John Beck
Woodland Hills, Los Angeles, California, USA
John Beck was the American producer who facilitated the production of the original King Kong vs. Godzilla (1962), which he released in a heavily edited form in the United States in 1963 as King Kong vs. Godzilla (1963). Beck's other claims to fame are producing the 1950 James Stewart film Harvey and his involvement in the 1946 merger between Universal Pictures and International Pictures. Stop-motion animator Willis O'Brien had contacted Beck with a film treatment for King Kong vs. Frankenstein, which they made a handshake deal to work on. Beck recruited sci-fi screenwriter George Worthing Yates to write the script which became King Kong vs. Prometheus. After failing to pitched it to several American studios, Beck did not further contact with O'Brien.
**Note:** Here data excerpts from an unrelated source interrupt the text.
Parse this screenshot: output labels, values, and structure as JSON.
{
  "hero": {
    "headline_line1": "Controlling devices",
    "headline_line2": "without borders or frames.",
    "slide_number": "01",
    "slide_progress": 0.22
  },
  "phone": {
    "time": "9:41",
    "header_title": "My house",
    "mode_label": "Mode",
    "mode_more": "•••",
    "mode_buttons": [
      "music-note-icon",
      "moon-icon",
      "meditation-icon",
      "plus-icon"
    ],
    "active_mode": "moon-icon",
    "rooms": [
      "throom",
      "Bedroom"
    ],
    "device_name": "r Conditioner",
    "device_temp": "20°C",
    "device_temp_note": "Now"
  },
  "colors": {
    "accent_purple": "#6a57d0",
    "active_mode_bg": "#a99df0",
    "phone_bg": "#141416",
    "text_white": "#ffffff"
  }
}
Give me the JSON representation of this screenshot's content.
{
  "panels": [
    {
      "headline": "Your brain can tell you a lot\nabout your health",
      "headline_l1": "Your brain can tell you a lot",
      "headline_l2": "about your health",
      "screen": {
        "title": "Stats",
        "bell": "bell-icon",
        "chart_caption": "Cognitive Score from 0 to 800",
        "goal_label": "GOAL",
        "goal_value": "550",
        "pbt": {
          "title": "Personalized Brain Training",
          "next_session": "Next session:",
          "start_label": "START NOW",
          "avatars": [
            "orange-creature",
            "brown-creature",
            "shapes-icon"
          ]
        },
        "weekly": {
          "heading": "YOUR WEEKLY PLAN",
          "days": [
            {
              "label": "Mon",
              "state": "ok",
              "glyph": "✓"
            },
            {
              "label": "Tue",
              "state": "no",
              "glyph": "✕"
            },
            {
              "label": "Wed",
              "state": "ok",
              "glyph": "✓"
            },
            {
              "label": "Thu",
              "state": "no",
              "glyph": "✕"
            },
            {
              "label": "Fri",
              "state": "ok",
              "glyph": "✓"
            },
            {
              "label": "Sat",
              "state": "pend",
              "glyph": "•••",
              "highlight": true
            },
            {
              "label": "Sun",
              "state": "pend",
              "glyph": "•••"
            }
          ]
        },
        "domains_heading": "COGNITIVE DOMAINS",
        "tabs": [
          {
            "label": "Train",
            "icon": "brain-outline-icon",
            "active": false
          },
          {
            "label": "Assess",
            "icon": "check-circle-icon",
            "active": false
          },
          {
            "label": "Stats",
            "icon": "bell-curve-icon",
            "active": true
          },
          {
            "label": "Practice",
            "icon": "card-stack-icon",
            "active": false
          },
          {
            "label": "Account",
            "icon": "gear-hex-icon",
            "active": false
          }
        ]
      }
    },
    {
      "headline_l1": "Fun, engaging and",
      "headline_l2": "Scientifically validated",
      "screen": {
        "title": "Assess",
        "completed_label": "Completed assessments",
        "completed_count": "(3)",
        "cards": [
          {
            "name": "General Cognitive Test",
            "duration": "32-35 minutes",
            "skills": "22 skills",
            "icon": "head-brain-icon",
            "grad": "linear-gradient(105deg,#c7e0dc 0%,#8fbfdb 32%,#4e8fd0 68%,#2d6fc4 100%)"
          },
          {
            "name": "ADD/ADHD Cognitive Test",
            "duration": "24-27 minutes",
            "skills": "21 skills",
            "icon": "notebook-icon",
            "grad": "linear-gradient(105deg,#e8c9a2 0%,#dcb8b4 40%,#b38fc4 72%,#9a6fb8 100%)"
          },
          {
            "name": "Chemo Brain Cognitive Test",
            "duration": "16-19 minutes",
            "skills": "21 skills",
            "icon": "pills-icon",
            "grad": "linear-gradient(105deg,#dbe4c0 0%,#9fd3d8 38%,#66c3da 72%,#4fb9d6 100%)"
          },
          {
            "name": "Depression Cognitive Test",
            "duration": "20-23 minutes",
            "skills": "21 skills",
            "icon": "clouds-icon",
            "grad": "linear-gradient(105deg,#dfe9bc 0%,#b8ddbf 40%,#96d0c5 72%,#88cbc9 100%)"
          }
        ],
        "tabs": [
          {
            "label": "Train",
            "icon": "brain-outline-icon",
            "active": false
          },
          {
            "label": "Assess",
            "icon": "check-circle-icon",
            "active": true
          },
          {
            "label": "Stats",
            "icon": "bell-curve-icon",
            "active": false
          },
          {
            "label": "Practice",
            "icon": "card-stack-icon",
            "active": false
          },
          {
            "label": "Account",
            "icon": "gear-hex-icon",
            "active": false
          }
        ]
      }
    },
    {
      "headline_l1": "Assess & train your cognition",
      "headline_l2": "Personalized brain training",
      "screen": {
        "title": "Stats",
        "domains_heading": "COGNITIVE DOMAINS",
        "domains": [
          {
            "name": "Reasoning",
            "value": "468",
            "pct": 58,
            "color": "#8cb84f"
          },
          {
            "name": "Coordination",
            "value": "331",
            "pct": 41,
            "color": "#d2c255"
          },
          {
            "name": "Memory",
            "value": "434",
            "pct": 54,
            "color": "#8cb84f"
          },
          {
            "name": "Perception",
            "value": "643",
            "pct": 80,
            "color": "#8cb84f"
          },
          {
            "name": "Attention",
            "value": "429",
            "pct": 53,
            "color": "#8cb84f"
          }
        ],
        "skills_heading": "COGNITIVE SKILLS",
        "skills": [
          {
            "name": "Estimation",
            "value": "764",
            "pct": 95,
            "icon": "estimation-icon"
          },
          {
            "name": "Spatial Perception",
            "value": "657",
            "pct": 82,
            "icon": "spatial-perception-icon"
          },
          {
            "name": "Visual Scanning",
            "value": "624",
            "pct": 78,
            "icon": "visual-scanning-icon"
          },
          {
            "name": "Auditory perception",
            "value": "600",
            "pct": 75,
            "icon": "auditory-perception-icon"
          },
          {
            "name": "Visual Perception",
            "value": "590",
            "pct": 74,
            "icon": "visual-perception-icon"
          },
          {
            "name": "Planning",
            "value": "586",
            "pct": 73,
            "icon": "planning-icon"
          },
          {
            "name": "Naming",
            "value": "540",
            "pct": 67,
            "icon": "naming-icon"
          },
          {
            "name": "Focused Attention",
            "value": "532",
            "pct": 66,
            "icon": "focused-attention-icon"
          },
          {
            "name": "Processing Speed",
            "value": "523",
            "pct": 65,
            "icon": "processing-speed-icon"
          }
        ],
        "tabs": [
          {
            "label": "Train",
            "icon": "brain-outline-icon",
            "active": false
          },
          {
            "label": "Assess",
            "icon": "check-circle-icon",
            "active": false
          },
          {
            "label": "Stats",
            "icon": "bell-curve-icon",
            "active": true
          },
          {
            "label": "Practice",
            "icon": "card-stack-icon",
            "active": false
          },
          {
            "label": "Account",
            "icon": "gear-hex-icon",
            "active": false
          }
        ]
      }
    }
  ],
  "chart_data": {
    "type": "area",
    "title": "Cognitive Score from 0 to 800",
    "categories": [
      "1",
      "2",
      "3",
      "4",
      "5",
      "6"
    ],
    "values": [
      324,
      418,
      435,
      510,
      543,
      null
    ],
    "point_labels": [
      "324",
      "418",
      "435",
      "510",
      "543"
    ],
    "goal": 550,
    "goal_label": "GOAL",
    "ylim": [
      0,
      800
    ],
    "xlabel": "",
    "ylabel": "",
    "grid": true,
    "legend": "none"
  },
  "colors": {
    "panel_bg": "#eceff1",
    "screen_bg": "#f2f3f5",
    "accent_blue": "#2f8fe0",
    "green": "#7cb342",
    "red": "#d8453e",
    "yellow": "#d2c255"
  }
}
Instead he found a buyer in Japan, Toho, who substituted Godzilla for Frankenstein and started from scratch. Beck, having secured the rights to the film in the United States, Canada, United Kingdom and Israel, sold them to Universal for $200,000. He also produced the English-language version of the film, which was extensively recut and featured new scenes in a United Nations newsroom directed by Thomas Montgomery. After learning of King Kong vs. Godzilla, O'Brien contemplated suing Beck but he didn't have enough money and passed away shortly thereafter. Beck himself died of cancer at the age of 83 on July 18, 1993.